A regulamentação ainda é o principal empecilho para essa iniciativa. Segundo a Anvisa, apenas farmácias regulamentadas podem vender e entregar medicamentos. Isso impede que o Meli use os seus centros de fulfillment para fazer essa logística, e torna o uso de farmácias físicas indispensáveis mesmo com canais digitais.
Além disso, a entrega da prescrição também afeta as vendas nos canais digitais. Por enquanto, mesmo com as mudanças legislativas recentes, ainda não é possível criar um modelo totalmente digital e escalável no segmento de farmácias, diz o BTG. Ou seja, a entrada do Meli nesse segmento deve ser bastante gradual no curto prazo.
O objetivo não é ganhar mercado nem se tornar líder na categoria. Mas qualquer participação de mercado já pode gerar dados valiosos para a empresa criar novas estratégias no futuro.
"Na nossa visão, isso reforça a ambição de longo prazo do Mercado Livre de evoluir para uma ‘superplataforma’ de categorias essenciais de consumo, aumentando a frequência de compras e a fidelização dos clientes", afirma o banco.
Mesmo assim, as implicações para o médio e longo prazo são significativas: a empresa, com suas soluções de fintech e logística, pode pressionar as farmácias mais tradicionais, principalmente no segmento de remédios isentos de prescrição.

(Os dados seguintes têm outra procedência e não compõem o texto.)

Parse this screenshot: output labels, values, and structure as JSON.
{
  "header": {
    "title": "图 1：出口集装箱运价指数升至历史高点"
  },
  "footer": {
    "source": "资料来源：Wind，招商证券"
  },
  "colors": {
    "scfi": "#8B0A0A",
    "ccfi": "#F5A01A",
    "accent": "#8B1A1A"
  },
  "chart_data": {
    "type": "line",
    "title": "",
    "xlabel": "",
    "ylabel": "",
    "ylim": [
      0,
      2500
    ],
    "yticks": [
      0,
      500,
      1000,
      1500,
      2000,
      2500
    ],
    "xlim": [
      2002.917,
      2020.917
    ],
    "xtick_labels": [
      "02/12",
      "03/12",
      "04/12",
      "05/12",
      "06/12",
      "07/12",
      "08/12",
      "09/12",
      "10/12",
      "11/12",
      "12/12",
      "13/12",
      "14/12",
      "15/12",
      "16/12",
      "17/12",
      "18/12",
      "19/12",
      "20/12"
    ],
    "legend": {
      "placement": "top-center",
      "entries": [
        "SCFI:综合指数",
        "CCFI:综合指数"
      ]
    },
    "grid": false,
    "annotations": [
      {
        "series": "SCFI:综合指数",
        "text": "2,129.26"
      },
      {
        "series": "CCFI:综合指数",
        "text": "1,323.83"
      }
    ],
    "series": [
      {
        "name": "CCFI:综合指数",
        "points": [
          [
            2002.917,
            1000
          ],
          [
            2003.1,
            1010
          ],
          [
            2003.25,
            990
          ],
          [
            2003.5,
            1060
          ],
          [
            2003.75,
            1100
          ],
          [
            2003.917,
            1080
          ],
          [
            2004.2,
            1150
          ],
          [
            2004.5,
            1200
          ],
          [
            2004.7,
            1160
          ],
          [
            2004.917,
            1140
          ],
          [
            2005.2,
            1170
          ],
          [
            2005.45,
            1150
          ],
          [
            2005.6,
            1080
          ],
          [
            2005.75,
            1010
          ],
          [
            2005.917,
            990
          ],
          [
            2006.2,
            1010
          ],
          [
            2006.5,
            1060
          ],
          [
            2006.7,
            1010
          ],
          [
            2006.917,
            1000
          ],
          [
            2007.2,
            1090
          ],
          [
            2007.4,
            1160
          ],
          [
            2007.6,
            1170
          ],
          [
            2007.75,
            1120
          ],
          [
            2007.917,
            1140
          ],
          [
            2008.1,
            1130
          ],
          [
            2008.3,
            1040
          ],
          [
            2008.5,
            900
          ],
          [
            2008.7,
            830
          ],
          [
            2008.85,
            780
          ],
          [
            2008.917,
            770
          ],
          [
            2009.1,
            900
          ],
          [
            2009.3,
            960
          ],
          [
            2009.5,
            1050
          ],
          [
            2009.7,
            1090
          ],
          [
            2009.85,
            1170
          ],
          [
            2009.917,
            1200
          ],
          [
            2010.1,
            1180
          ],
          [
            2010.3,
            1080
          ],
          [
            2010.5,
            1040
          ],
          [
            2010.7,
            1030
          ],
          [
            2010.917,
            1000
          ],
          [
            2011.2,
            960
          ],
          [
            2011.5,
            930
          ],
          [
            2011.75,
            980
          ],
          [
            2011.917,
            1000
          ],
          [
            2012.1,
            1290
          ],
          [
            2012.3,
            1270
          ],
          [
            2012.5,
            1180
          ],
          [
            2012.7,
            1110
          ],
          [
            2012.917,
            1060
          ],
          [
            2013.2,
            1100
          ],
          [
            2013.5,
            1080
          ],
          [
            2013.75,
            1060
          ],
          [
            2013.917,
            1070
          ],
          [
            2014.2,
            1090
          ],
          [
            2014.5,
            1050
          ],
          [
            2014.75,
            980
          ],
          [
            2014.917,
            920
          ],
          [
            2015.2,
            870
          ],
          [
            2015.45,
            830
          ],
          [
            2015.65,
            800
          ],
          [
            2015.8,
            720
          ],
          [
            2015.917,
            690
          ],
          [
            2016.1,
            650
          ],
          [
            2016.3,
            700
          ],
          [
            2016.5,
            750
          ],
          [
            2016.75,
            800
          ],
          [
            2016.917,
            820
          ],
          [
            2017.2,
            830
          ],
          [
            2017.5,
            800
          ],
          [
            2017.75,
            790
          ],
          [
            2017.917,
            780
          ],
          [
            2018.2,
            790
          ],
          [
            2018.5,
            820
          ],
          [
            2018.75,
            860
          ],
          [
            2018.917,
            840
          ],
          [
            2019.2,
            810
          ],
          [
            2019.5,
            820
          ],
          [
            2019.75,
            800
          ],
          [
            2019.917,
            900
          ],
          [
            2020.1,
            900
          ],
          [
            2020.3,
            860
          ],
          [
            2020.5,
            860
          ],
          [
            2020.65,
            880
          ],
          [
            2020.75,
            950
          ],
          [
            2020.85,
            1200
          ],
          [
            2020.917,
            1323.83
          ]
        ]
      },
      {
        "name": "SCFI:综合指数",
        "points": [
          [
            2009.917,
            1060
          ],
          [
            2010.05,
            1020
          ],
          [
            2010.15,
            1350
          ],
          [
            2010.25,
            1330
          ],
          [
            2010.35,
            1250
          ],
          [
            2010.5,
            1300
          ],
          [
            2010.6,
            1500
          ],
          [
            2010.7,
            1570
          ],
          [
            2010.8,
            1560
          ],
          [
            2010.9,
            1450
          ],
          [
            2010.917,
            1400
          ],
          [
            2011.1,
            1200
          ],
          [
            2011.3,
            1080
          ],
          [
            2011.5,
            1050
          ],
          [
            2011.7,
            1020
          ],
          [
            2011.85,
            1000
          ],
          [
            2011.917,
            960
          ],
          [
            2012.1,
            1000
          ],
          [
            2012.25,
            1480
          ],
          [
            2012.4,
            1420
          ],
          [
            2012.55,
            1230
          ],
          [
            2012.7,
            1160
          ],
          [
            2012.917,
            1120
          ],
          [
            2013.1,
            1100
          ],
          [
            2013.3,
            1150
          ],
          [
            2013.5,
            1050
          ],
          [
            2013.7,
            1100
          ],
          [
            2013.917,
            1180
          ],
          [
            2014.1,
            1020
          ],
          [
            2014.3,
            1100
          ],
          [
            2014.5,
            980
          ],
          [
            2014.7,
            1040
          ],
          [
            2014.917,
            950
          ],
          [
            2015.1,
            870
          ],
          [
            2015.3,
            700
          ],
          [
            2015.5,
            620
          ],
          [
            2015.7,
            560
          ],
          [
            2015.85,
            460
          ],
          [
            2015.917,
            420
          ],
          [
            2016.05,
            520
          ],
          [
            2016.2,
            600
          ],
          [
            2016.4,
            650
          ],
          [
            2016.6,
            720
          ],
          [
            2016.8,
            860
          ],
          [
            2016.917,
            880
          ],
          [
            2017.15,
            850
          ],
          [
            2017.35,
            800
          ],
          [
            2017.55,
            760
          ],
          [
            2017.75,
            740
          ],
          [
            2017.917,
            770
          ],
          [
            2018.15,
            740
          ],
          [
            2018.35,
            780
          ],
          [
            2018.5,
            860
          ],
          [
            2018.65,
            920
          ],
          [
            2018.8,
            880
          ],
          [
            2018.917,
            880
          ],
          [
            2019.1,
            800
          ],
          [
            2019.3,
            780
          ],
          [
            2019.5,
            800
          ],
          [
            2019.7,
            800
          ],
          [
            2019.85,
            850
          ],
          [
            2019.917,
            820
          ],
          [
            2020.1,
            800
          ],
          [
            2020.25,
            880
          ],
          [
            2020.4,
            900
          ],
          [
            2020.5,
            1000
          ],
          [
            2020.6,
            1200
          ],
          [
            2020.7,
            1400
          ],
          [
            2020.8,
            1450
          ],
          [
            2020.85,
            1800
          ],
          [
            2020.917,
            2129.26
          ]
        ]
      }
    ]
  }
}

Embora players como Raia Drogasil e Pague Menos permaneçam melhor posicionados no cenário atual, segundo o BTG, o risco está no longo prazo, com o relacionamento do cliente.
"O movimento do Mercado Livre tem menos a ver com ganhos imediatos de participação de mercado e mais com o posicionamento para um futuro em que a profundidade do ecossistema — e não apenas a presença física — definirá a vantagem competitiva.”